В числе их был один, совершивший с несчастным Лассалем экспедицию, во время которой они прошли весь Техас. Но этот авантюрист был мало похож на знаменитого французского путешественника, именем которого окрещены теперь многие местности Северной Америки, его не привлекала слава и бесцельное преодоление опасностей, он стремился к богатству. Звали его Эстебан де Сурдис. Ради удовлетворения своей алчности он решил порвать со своими товарищами, сел с небольшим отрядом своим приверженцев на галиот 48 и пустился вдоль берегов неоткрытых земель.

Предприятие его увенчалось нежданным успехом. В несколько месяцев авантюрист собрал колоссальные сокровища, так как не останавливался для этого ни перед какими ужасными преступлениями. Достигнув, однако, своей цели, дон Эстебан, как называли его испанцы, или граф Этьен де Сурдис, как звали его соотечественники-французы, и не думал возвращаться на родину во Францию.

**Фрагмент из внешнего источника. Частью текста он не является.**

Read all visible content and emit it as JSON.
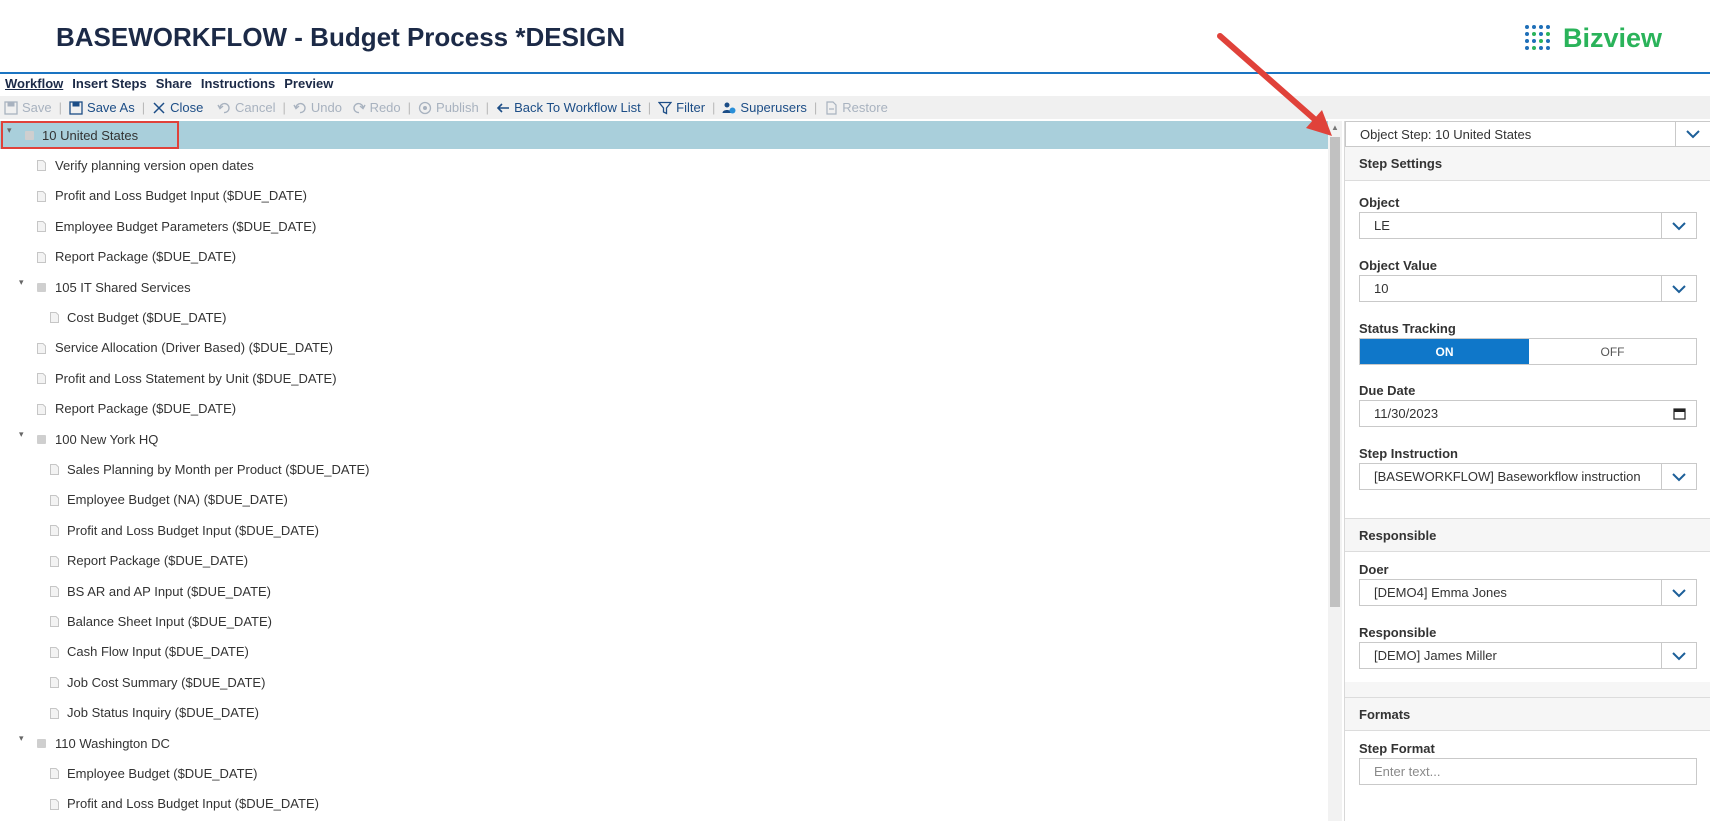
{
  "header": {
    "title": "BASEWORKFLOW - Budget Process *DESIGN",
    "brand": "Bizview"
  },
  "menu": [
    "Workflow",
    "Insert Steps",
    "Share",
    "Instructions",
    "Preview"
  ],
  "toolbar": {
    "save": "Save",
    "save_as": "Save As",
    "close": "Close",
    "cancel": "Cancel",
    "undo": "Undo",
    "redo": "Redo",
    "publish": "Publish",
    "back": "Back To Workflow List",
    "filter": "Filter",
    "superusers": "Superusers",
    "restore": "Restore"
  },
  "tree": [
    {
      "label": "10 United States",
      "level": 0,
      "type": "group",
      "selected": true
    },
    {
      "label": "Verify planning version open dates",
      "level": 1,
      "type": "step"
    },
    {
      "label": "Profit and Loss Budget Input ($DUE_DATE)",
      "level": 1,
      "type": "step"
    },
    {
      "label": "Employee Budget Parameters ($DUE_DATE)",
      "level": 1,
      "type": "step"
    },
    {
      "label": "Report Package ($DUE_DATE)",
      "level": 1,
      "type": "step"
    },
    {
      "label": "105 IT Shared Services",
      "level": 1,
      "type": "group"
    },
    {
      "label": "Cost Budget ($DUE_DATE)",
      "level": 2,
      "type": "step"
    },
    {
      "label": "Service Allocation (Driver Based) ($DUE_DATE)",
      "level": 1,
      "type": "step"
    },
    {
      "label": "Profit and Loss Statement by Unit ($DUE_DATE)",
      "level": 1,
      "type": "step"
    },
    {
      "label": "Report Package ($DUE_DATE)",
      "level": 1,
      "type": "step"
    },
    {
      "label": "100 New York HQ",
      "level": 1,
      "type": "group"
    },
    {
      "label": "Sales Planning by Month per Product ($DUE_DATE)",
      "level": 2,
      "type": "step"
    },
    {
      "label": "Employee Budget (NA) ($DUE_DATE)",
      "level": 2,
      "type": "step"
    },
    {
      "label": "Profit and Loss Budget Input ($DUE_DATE)",
      "level": 2,
      "type": "step"
    },
    {
      "label": "Report Package ($DUE_DATE)",
      "level": 2,
      "type": "step"
    },
    {
      "label": "BS AR and AP Input ($DUE_DATE)",
      "level": 2,
      "type": "step"
    },
    {
      "label": "Balance Sheet Input ($DUE_DATE)",
      "level": 2,
      "type": "step"
    },
    {
      "label": "Cash Flow Input ($DUE_DATE)",
      "level": 2,
      "type": "step"
    },
    {
      "label": "Job Cost Summary ($DUE_DATE)",
      "level": 2,
      "type": "step"
    },
    {
      "label": "Job Status Inquiry ($DUE_DATE)",
      "level": 2,
      "type": "step"
    },
    {
      "label": "110 Washington DC",
      "level": 1,
      "type": "group"
    },
    {
      "label": "Employee Budget ($DUE_DATE)",
      "level": 2,
      "type": "step"
    },
    {
      "label": "Profit and Loss Budget Input ($DUE_DATE)",
      "level": 2,
      "type": "step"
    }
  ],
  "panel": {
    "header": "Object Step: 10 United States",
    "step_settings": "Step Settings",
    "object_label": "Object",
    "object_value": "LE",
    "object_value_label": "Object Value",
    "object_value_value": "10",
    "status_tracking_label": "Status Tracking",
    "status_on": "ON",
    "status_off": "OFF",
    "due_date_label": "Due Date",
    "due_date_value": "11/30/2023",
    "step_instruction_label": "Step Instruction",
    "step_instruction_value": "[BASEWORKFLOW] Baseworkflow instruction",
    "responsible_section": "Responsible",
    "doer_label": "Doer",
    "doer_value": "[DEMO4] Emma Jones",
    "responsible_label": "Responsible",
    "responsible_value": "[DEMO] James Miller",
    "formats_section": "Formats",
    "step_format_label": "Step Format",
    "step_format_placeholder": "Enter text..."
  },
  "colors": {
    "accent": "#0f77c9",
    "brand": "#2ab35a",
    "selection": "#a9cfdb",
    "highlight": "#e0423a"
  }
}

Он решил найти такое место, где бы ему можно было построить крепость, в которой он надеялся всегда иметь убежище и оплот против пиратов, число которых в этих водах увеличивалось со дня на день и которые подобно ему безжалостно грабили прибрежное население.

Случайно зашел он в устье Рио-Тринидад, в место, в нескольких милях к западу от которого впоследствии был основан Гальвестон. Дикий пейзаж, отсутствие всяких признаков жилья пленили его. Опытным глазом оценил он всю важность положения высокой гранитной скалы, господствовавшей над заливом и окрестностями, представил себе все значение, какое будет иметь для него и его потомков построенная на ней цитадель, и решил обосноваться именно здесь.

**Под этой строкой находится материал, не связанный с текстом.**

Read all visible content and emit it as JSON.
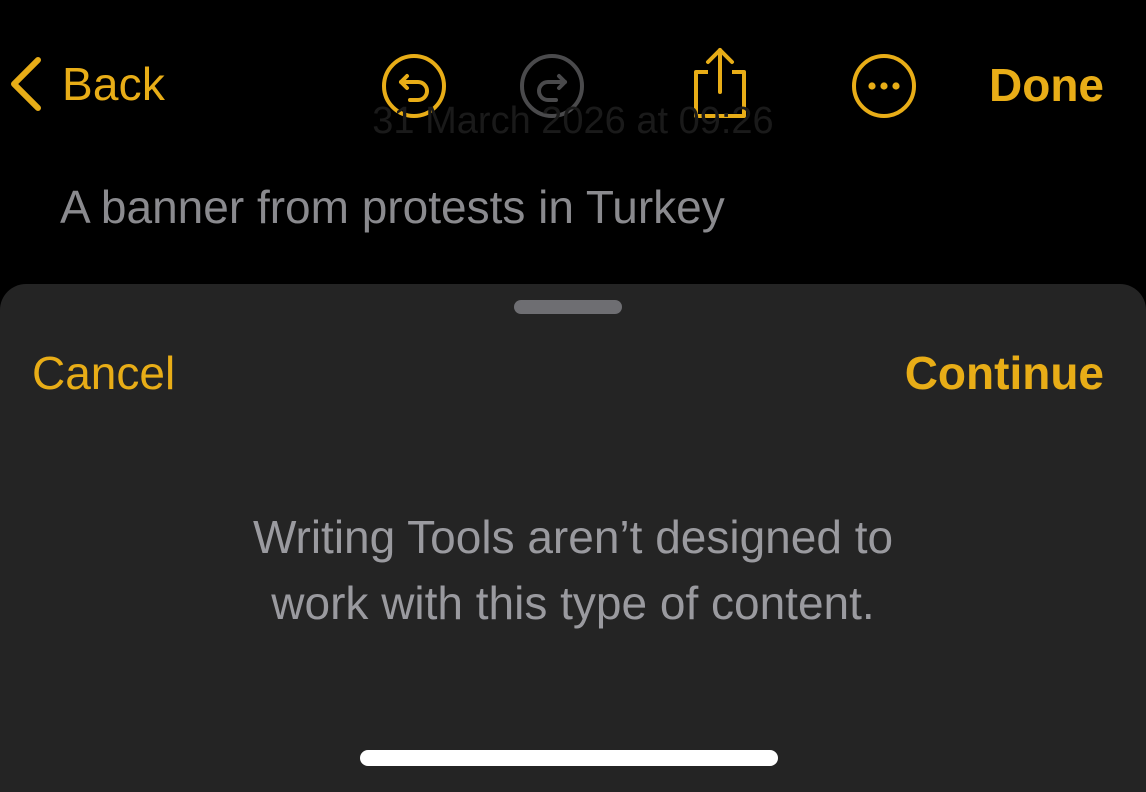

Сразу после этого он приказал вытащить судно на берег, раскинулся лагерем у подошвы скалы и принялся проводить в исполнение свой смелый проект.

Перед ним возникло множество затруднений. Прежде всего — где достать камень для постройки?

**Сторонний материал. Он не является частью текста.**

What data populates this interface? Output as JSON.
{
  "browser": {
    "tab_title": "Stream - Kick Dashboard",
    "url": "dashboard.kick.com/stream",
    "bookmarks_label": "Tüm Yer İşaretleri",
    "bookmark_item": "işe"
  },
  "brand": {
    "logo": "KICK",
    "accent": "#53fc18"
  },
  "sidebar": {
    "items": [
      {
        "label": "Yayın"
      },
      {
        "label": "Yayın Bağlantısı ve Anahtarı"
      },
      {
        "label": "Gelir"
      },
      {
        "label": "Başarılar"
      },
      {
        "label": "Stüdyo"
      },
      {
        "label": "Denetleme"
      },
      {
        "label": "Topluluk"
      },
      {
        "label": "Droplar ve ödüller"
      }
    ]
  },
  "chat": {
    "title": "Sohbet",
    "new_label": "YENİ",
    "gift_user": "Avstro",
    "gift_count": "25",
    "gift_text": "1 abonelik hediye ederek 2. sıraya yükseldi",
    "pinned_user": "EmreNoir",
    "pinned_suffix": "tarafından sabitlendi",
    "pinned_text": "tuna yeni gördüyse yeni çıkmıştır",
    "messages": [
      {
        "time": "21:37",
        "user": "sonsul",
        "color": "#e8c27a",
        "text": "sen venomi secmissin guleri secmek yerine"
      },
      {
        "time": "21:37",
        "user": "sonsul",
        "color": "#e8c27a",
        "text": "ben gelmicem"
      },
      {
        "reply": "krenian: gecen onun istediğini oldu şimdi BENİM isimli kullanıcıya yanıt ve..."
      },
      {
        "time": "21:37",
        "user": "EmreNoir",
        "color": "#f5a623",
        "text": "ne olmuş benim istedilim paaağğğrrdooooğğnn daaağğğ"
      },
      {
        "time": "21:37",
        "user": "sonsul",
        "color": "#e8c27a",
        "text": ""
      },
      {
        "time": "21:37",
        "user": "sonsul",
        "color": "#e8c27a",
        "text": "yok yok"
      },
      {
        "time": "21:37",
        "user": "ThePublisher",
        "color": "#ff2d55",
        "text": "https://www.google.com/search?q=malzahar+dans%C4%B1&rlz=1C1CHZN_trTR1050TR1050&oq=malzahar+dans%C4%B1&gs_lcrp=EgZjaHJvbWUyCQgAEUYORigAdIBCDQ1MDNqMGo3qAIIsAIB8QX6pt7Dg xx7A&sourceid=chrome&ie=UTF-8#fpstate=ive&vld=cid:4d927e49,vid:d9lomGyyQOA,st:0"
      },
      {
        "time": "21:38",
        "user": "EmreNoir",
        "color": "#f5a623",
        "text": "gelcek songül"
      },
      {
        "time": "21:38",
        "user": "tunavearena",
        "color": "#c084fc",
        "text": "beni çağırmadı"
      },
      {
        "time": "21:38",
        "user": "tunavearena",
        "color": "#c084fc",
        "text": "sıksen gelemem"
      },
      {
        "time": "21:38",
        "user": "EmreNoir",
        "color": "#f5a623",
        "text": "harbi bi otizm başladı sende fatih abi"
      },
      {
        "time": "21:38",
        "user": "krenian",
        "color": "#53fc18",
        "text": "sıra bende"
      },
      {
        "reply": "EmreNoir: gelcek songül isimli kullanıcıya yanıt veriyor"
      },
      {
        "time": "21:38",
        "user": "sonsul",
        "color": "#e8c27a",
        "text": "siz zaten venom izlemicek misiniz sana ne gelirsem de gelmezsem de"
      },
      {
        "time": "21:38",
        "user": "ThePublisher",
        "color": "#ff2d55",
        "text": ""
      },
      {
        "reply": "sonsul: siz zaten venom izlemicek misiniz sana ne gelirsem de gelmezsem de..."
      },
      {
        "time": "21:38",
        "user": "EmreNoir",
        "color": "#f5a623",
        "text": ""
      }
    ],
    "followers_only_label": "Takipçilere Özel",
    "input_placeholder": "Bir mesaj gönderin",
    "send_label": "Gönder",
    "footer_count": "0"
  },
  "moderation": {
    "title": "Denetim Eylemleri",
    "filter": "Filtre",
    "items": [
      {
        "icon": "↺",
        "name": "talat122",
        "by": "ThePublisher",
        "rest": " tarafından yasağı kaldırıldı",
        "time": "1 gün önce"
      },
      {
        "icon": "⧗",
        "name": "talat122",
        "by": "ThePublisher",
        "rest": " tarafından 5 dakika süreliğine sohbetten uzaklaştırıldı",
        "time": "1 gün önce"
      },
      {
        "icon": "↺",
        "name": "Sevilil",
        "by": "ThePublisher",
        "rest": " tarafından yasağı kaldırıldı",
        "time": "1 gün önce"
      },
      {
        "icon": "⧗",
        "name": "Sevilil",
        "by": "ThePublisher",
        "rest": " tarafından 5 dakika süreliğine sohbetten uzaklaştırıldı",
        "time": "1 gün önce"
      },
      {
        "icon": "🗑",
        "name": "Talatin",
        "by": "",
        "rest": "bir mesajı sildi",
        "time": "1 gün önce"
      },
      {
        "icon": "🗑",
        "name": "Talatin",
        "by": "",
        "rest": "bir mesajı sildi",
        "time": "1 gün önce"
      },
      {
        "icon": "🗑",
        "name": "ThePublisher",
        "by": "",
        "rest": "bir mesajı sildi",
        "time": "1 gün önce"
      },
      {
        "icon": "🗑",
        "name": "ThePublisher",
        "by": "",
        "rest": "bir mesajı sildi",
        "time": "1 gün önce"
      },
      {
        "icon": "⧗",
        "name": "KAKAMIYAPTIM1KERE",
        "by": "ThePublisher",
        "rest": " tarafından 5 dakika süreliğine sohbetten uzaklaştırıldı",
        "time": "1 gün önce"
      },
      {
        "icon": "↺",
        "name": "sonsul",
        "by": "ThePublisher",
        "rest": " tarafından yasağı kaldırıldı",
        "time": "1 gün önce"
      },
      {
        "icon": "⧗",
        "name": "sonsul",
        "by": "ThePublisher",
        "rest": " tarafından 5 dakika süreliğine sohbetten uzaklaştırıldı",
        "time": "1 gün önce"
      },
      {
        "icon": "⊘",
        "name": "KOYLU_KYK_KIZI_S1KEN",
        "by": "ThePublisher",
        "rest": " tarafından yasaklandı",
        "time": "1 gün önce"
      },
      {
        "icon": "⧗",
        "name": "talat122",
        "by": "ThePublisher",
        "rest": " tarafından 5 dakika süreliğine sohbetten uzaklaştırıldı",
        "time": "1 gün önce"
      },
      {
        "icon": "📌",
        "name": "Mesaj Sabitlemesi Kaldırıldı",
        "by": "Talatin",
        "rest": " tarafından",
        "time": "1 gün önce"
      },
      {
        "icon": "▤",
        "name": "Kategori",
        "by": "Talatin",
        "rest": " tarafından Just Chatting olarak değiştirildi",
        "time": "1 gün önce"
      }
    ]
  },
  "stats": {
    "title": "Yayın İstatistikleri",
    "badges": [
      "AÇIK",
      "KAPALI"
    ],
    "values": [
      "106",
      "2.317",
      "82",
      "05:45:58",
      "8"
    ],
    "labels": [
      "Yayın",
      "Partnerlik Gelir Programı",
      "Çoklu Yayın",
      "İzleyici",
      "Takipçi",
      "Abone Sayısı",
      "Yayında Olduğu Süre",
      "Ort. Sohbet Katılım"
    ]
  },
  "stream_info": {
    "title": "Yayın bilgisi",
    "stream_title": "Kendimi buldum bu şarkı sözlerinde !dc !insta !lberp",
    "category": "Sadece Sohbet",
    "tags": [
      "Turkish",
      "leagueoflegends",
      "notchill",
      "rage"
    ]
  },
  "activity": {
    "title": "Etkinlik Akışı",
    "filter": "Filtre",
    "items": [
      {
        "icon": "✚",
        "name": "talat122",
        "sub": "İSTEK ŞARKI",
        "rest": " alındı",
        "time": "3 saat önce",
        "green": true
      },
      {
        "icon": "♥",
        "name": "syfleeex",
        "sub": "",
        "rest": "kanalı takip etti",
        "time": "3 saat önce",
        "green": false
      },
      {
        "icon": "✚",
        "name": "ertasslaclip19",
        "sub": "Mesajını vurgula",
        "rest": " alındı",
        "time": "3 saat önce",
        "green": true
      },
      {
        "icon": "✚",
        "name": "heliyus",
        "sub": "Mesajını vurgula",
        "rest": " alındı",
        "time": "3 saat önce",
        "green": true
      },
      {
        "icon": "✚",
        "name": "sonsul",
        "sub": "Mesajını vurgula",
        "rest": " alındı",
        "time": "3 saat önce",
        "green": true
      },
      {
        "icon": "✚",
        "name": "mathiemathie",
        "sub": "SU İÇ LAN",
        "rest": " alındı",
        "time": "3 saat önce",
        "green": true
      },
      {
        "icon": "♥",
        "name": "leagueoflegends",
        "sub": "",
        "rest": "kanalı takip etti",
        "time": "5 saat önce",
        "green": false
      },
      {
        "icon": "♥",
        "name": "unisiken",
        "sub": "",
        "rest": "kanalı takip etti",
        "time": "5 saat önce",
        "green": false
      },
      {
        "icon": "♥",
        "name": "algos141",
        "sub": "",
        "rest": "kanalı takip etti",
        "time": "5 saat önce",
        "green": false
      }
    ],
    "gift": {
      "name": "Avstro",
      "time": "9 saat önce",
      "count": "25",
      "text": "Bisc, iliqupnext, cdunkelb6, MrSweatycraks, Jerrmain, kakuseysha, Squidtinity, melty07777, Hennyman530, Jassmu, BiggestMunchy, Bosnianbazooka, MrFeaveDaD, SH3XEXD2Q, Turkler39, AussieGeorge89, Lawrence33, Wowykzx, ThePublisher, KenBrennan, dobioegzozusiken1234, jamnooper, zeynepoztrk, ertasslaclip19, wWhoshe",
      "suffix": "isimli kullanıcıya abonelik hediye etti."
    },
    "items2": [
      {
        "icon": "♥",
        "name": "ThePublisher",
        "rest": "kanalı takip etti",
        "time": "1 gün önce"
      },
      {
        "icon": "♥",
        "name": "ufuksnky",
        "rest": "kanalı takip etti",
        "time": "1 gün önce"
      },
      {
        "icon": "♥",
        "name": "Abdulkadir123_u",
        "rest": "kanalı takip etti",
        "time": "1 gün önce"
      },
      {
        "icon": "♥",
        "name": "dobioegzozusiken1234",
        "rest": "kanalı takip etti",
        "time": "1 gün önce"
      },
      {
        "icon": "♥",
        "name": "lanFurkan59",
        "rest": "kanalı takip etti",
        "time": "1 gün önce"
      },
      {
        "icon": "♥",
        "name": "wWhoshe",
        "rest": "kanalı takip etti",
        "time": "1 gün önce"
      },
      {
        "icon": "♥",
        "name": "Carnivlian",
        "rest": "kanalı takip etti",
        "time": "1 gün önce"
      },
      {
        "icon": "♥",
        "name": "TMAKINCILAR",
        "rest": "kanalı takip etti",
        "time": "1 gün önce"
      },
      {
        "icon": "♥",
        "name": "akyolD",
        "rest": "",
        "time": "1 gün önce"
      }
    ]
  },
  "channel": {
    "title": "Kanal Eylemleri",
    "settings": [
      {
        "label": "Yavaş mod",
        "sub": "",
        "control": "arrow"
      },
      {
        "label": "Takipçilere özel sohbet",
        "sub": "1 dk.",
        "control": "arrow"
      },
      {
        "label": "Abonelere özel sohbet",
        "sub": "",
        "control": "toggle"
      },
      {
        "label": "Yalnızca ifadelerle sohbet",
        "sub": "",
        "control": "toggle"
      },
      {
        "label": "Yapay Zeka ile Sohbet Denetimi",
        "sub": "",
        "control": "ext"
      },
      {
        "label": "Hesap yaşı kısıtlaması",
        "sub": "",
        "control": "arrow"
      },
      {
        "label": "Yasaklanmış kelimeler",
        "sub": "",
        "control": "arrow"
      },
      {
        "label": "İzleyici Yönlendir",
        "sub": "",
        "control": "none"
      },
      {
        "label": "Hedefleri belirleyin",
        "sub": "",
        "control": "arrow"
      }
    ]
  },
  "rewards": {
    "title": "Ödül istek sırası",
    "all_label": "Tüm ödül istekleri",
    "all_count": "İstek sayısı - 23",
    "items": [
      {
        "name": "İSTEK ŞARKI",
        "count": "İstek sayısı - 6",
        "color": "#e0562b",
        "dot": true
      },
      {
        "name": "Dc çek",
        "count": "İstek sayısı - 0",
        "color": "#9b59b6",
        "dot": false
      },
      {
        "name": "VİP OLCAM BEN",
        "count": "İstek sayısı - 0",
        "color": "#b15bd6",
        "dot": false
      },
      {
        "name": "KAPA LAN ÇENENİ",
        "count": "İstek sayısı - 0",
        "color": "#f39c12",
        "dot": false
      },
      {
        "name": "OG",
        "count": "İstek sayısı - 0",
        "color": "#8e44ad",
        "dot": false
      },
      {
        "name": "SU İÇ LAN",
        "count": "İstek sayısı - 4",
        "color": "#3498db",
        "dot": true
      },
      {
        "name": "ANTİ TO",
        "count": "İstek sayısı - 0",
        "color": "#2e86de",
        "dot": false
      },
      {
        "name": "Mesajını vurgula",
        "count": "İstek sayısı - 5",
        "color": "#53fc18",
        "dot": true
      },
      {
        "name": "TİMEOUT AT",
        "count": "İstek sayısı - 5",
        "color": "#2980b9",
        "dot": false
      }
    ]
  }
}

Когда будет найден камень, где взять каменщиков, которые возвели бы здания?

Совершенно невозможным казалось хотя бы одно то обстоятельство, что камни требовалось поднять почти на отвесную крутизну. Уже только поэтому всякий другой на месте смелого пирата бесповоротно отказался бы от подобного замысла.

Но граф был упрям, он говорил, и не без некоторого основания, что чем больше трудностей он преодолеет, тем замок его будет крепче и тем в большей степени застрахован от нападений.

И вот, далекий от малейшего намерения отступить, он вооружил своих людей длинными железными кирками и начал пробивать в скале тропу, которая должна была обогнуть ее несколько раз по винтовой линии и достигнуть вершины.

Тропа была шириной в три фута и местами так крута, так труден был подъем по ней, что одного неверного шага достаточно было, чтобы полететь в бездну и разбиться насмерть.

Спустя год, благодаря нечеловеческим усилиям людей графа, тропа была высечена. Граф въехал по ней на коне, галопом, рискуя сотню раз сломать себе шею, взобрался на самую вершину и с торжествующим криком водрузил на ней свое знамя.

Но в ответ ему послышался другой крик.

В нем звучало что-то дерзкое, насмешливое. Старый пират, у которого нервы давным-давно превратились в стальные канаты, был поражен. Он почувствовал, что дрожь пробежала по его телу, волосы поднялись дыбом на голове, на высоком лбу выступил холодный пот.

Он обернулся.

Сзади него стоял человек, закутанный в длинный черный плащ, на голове его была шляпа с длинным красным пером. Лицо его было бледно, глаза светились мрачным огнем, сжатые губы искажала саркастическая улыбка.

Граф с минуту с ужасом и изумлением смотрел на него, затем овладел собой, так как действительно едва ли в мире существовало что-либо, чего он мог долго страшиться, и твердым голосом спросил странного незнакомца, кто он и как попал сюда?

На эти два вопроса незнакомец вежливо отвечал, что он, услыхав, будто граф де Сурдис ищет архитектора, который построил бы ему хороший и крепкий замок, пришел сюда, чтобы предложить ему свои услуги.

Пират поклонился, и между собеседниками состоялся следующий диалог:

— Не правда ли, господин архитектор, — обратился к нему граф, — я ведь выбрал прекрасное место для замка, задуманного мною?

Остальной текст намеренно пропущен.